Lei Luo Machine Learning Engineer

Learning Part of Speech Using A Character-Word BiLSTM Model

2018-10-20
NLP

Go straight to the code!

What is PoS?

In the English language, words can be considered as the smallest elements that have distinctive meanings. Based on their use and functions, words are categorized into several types or parts of speech. Some common PoS tagging are noun, pronoun, verb, adverb, adjective, conjunction, preposition, and interjection.

What is RNN and LSTMs?

A recurrent neural network (RNN) is a type of artificial neural network where nodes not only connect with each other, but also feed the output back to themselves. RNN is good at dealing with sequence problems, such as speech recognition, language modeling, translation, image captioning… The list goes on, but traditional neural networks do not handle sequence problems very well. The simple node in RNN can be seen like this where the output of the node is also input into the node itself.

This special structure enables the network to remember what has been seen in the past and connect the previous information to the present task, such as using previous video frames might inform the understanding of the present frame. Unfortunately when we need to look very far back to help understand the current frame, RNNs become unable to learn to connect the information. In theory, RNNs are capable of handling such “long-term dependencies.” A human could carefully pick parameters for them to solve toy problems of this form. Sadly, in practice, RNNs don’t seem to be able to learn them. In cases like this, we can turn to LSTMs.

LSTM is short for long short term memory networks and are a special kind of RNN. LSTMs are explicitly designed to avoid the long-term dependency problem. The basic structure of LSTM is shown below:

Bidirectional LSTMs have two sets of LSTM cells where the forward LSTM is flowing the direct of the sequence and the backward is flowing the opposite direction. Often the case, the output of forward and backward LSTM are connected to the same output.
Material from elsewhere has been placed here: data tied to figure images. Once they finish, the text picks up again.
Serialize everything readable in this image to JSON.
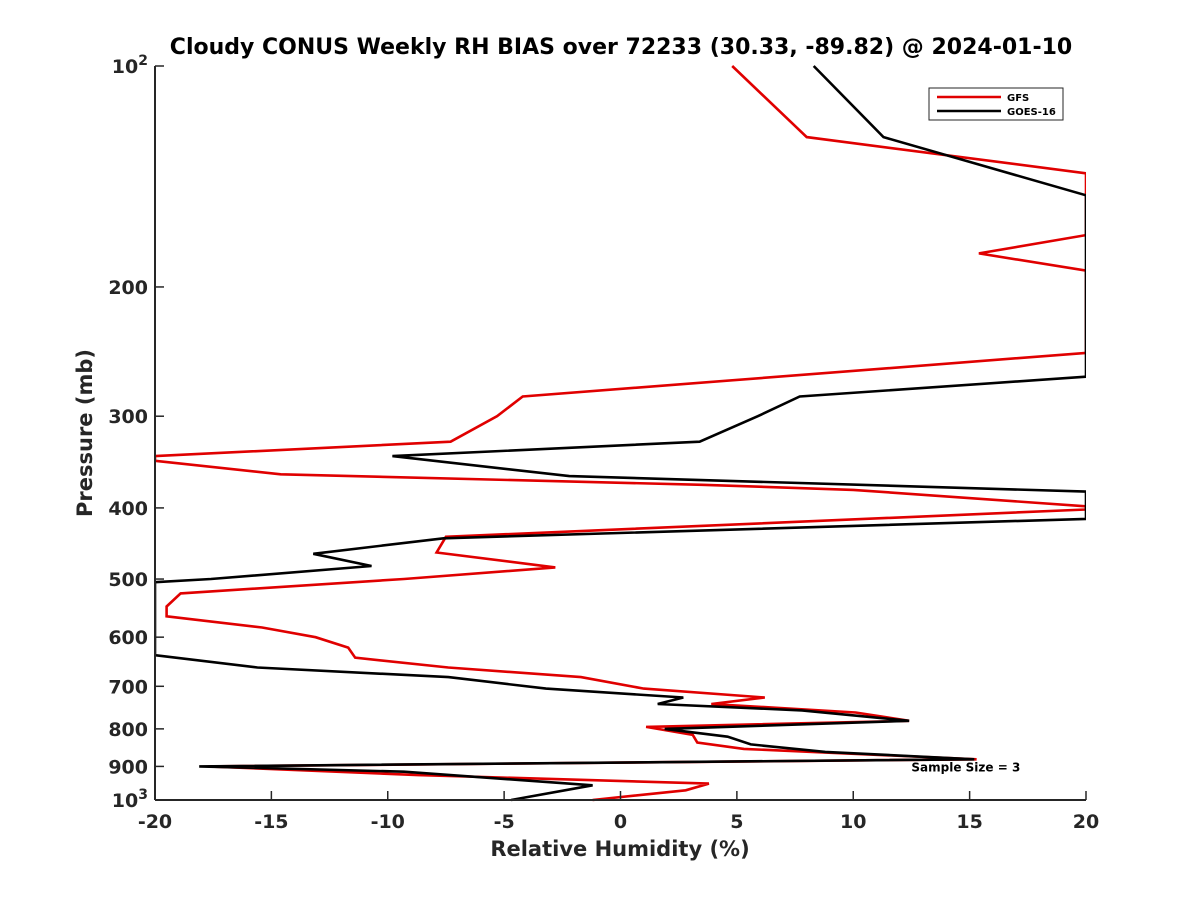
{
  "chart_data": {
    "type": "line",
    "title": "Cloudy CONUS Weekly RH BIAS over 72233 (30.33, -89.82) @ 2024-01-10",
    "xlabel": "Relative Humidity (%)",
    "ylabel": "Pressure (mb)",
    "xlim": [
      -20,
      20
    ],
    "ylim": [
      100,
      1000
    ],
    "yscale": "log",
    "y_reversed": true,
    "grid": false,
    "xticks": [
      "-20",
      "-15",
      "-10",
      "-5",
      "0",
      "5",
      "10",
      "15",
      "20"
    ],
    "yticks": [
      {
        "value": 100,
        "base": "10",
        "exp": "2"
      },
      {
        "value": 200,
        "label": "200"
      },
      {
        "value": 300,
        "label": "300"
      },
      {
        "value": 400,
        "label": "400"
      },
      {
        "value": 500,
        "label": "500"
      },
      {
        "value": 600,
        "label": "600"
      },
      {
        "value": 700,
        "label": "700"
      },
      {
        "value": 800,
        "label": "800"
      },
      {
        "value": 900,
        "label": "900"
      },
      {
        "value": 1000,
        "base": "10",
        "exp": "3"
      }
    ],
    "legend_position": "top-right",
    "annotation": "Sample Size = 3",
    "annotation_at": {
      "x": 12.5,
      "y": 900
    },
    "series": [
      {
        "name": "GFS",
        "color": "#e00000",
        "points": [
          [
            4.8,
            100
          ],
          [
            8.0,
            125
          ],
          [
            20.0,
            140
          ],
          [
            20.0,
            170
          ],
          [
            15.4,
            180
          ],
          [
            20.0,
            190
          ],
          [
            20.0,
            246
          ],
          [
            -4.2,
            282
          ],
          [
            -5.3,
            300
          ],
          [
            -7.3,
            325
          ],
          [
            -20.0,
            340
          ],
          [
            -20.0,
            345
          ],
          [
            -14.6,
            360
          ],
          [
            3.5,
            372
          ],
          [
            10.0,
            378
          ],
          [
            20.0,
            398
          ],
          [
            20.0,
            402
          ],
          [
            -7.5,
            438
          ],
          [
            -7.9,
            460
          ],
          [
            -2.8,
            482
          ],
          [
            -9.3,
            500
          ],
          [
            -18.9,
            523
          ],
          [
            -19.5,
            545
          ],
          [
            -19.5,
            562
          ],
          [
            -15.4,
            582
          ],
          [
            -13.1,
            600
          ],
          [
            -11.7,
            620
          ],
          [
            -11.4,
            640
          ],
          [
            -7.4,
            660
          ],
          [
            -1.7,
            680
          ],
          [
            1.0,
            705
          ],
          [
            6.2,
            725
          ],
          [
            3.9,
            740
          ],
          [
            10.1,
            760
          ],
          [
            12.4,
            780
          ],
          [
            1.1,
            795
          ],
          [
            3.1,
            815
          ],
          [
            3.3,
            835
          ],
          [
            5.3,
            852
          ],
          [
            15.3,
            880
          ],
          [
            -17.7,
            900
          ],
          [
            -8.7,
            925
          ],
          [
            3.8,
            950
          ],
          [
            2.8,
            970
          ],
          [
            -1.2,
            1000
          ]
        ]
      },
      {
        "name": "GOES-16",
        "color": "#000000",
        "points": [
          [
            8.3,
            100
          ],
          [
            11.3,
            125
          ],
          [
            20.0,
            150
          ],
          [
            20.0,
            265
          ],
          [
            7.7,
            282
          ],
          [
            5.9,
            300
          ],
          [
            3.4,
            325
          ],
          [
            -9.8,
            340
          ],
          [
            -2.2,
            362
          ],
          [
            20.0,
            380
          ],
          [
            20.0,
            414
          ],
          [
            -7.6,
            440
          ],
          [
            -13.2,
            462
          ],
          [
            -10.7,
            480
          ],
          [
            -17.6,
            500
          ],
          [
            -20.0,
            505
          ],
          [
            -20.0,
            635
          ],
          [
            -15.6,
            660
          ],
          [
            -7.4,
            680
          ],
          [
            -3.2,
            705
          ],
          [
            2.7,
            725
          ],
          [
            1.6,
            740
          ],
          [
            7.8,
            755
          ],
          [
            12.4,
            780
          ],
          [
            1.9,
            800
          ],
          [
            4.6,
            820
          ],
          [
            5.6,
            840
          ],
          [
            8.8,
            860
          ],
          [
            15.2,
            880
          ],
          [
            -18.1,
            900
          ],
          [
            -9.3,
            915
          ],
          [
            -1.2,
            955
          ],
          [
            -4.7,
            1000
          ]
        ]
      }
    ]
  }
}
Learning Character-level Representation

The importance of learning character-level representation lies in the fact that prefix and suffix are often important to infer the PoS. For example, words ending with ‘ty’ are often nouns and words starting with ‘un’ are often negative adjectives. Some early research used a prefixed character window that only considers a fixed length of characters, such as only looking at the first 5 characters in words. This is not enough to consider the suffix of longer words. The model of this study uses a bidirectional LSTM that concatenates the output of the forward and backward LSTM so that it considers the entire character sequence as opposed to only a fixed length of characters. The structure of the model is shown below:

Learning Word-level Representation

In this study, the word embeddings are obtained using a pretrained word embedding, such as word2vec. Depending on the nature of text we are working with, different word embeddings should be used. For example, if we are working with biochemical texts, it would be better we obtain the word embeddings by training on a large corpus of biochemical texts. The word embeddings are then concatenated with the character-level representation as a combined feature. Then, another bidirectional LSTM is used to learn the combined representation, on top of which a softmax layer is used to predict the PoS tagging.

Results on CoNLL2000

The best f1 score of this model after 30 epochs is 94.21%, which is comparable to the state-of-the-art performance.

The implementation of the model using PyTorch is provided on my github repo.